此时会在类中 SparkSubmit中调用

 def doSubmit(args: Array[String]): Unit = {
    // Initialize logging if it hasn't been done yet. Keep track of whether logging needs to
    // be reset before the application starts.
    val uninitLog = initializeLogIfNecessary(true, silent = true)

    val appArgs = parseArguments(args)
    if (appArgs.verbose) {
      logInfo(appArgs.toString)
    }
    appArgs.action match {
      case SparkSubmitAction.SUBMIT => submit(appArgs, uninitLog)
      case SparkSubmitAction.KILL => kill(appArgs)
      case SparkSubmitAction.REQUEST_STATUS => requestStatus(appArgs)
      case SparkSubmitAction.PRINT_VERSION => printVersion()
    }
  }

Action动作是submit

@tailrec
  private def submit(args: SparkSubmitArguments, uninitLog: Boolean): Unit = {

    def doRunMain(): Unit = {
      if (args.proxyUser != null) {
        val proxyUser = UserGroupInformation.createProxyUser(args.proxyUser,
          UserGroupInformation.getCurrentUser())
        try {
          proxyUser.doAs(new PrivilegedExceptionAction[Unit]() {
            override def run(): Unit = {
              runMain(args, uninitLog)
            }
          })
        } catch {
          case e: Exception =>
            // Hadoop's AuthorizationException suppresses the exception's stack trace, which
            // makes the message printed to the output by the JVM not very helpful.

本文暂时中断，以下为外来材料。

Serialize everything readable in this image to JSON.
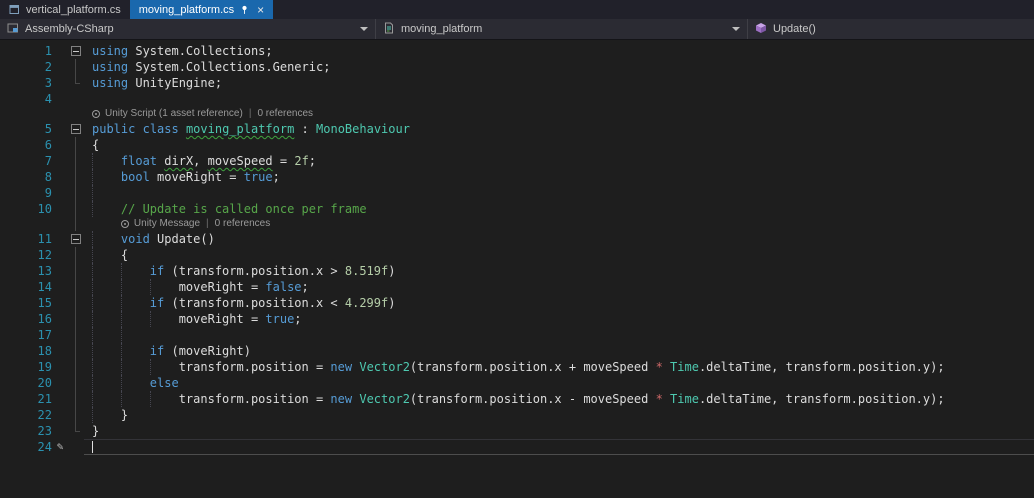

Instead,
            // detect exceptions with empty stack traces here, and treat them differently.
            if (e.getStackTrace().length == 0) {
              error(s"ERROR: ${e.getClass().getName()}: ${e.getMessage()}")
            } else {
              throw e
            }
        }
      } else {
        runMain(args, uninitLog)
      }
    }

    // In standalone cluster mode, there are two submission gateways:
    //   (1) The traditional RPC gateway using o.a.s.deploy.Client as a wrapper
    //   (2) The new REST-based gateway introduced in Spark 1.3
    // The latter is the default behavior as of Spark 1.3, but Spark submit will fail over
    // to use the legacy gateway if the master endpoint turns out to be not a REST server.
    if (args.isStandaloneCluster && args.useRest) {
      try {
        logInfo("Running Spark using the REST application submission protocol.")
        doRunMain()
      } catch {
        // Fail over to use the legacy submission gateway
        case e: SubmitRestConnectionException =>
          logWarning(s"Master endpoint ${args.master} was not a REST server. " +
            "Falling back to legacy submission gateway instead.")
          args.useRest = false
          submit(args, false)
      }
    // In all other modes, just run the main class as prepared
    } else {
      doRunMain()
    }
  }

最后调用doRunMain

而后这段代码中会根据环境来获取是否是cluster调用
创建一个主类YarnClusterApplication来执行main方法

// Following constants are visible for testing.
  private[deploy] val YARN_CLUSTER_SUBMIT_CLASS =
    "org.apache.spark.deploy.yarn.YarnClusterApplication"

此处yarn client 执行run方法

private[spark] class YarnClusterApplication extends SparkApplication {

  override def start(args: Array[String], conf: SparkConf): Unit = {
    // SparkSubmit would use yarn cache to distribute files & jars in yarn mode,
    // so remove them from sparkConf here for yarn mode.
    conf.remove(JARS)
    conf.remove(FILES)

    new Client(new ClientArguments(args), conf, null).run()
  }

}

yarnClient.submitApplication(appContext)
会向yarn中的ResourceManager 提交执行命令

def submitApplication(): ApplicationId = {
    ResourceRequestHelper.validateResources(sparkConf)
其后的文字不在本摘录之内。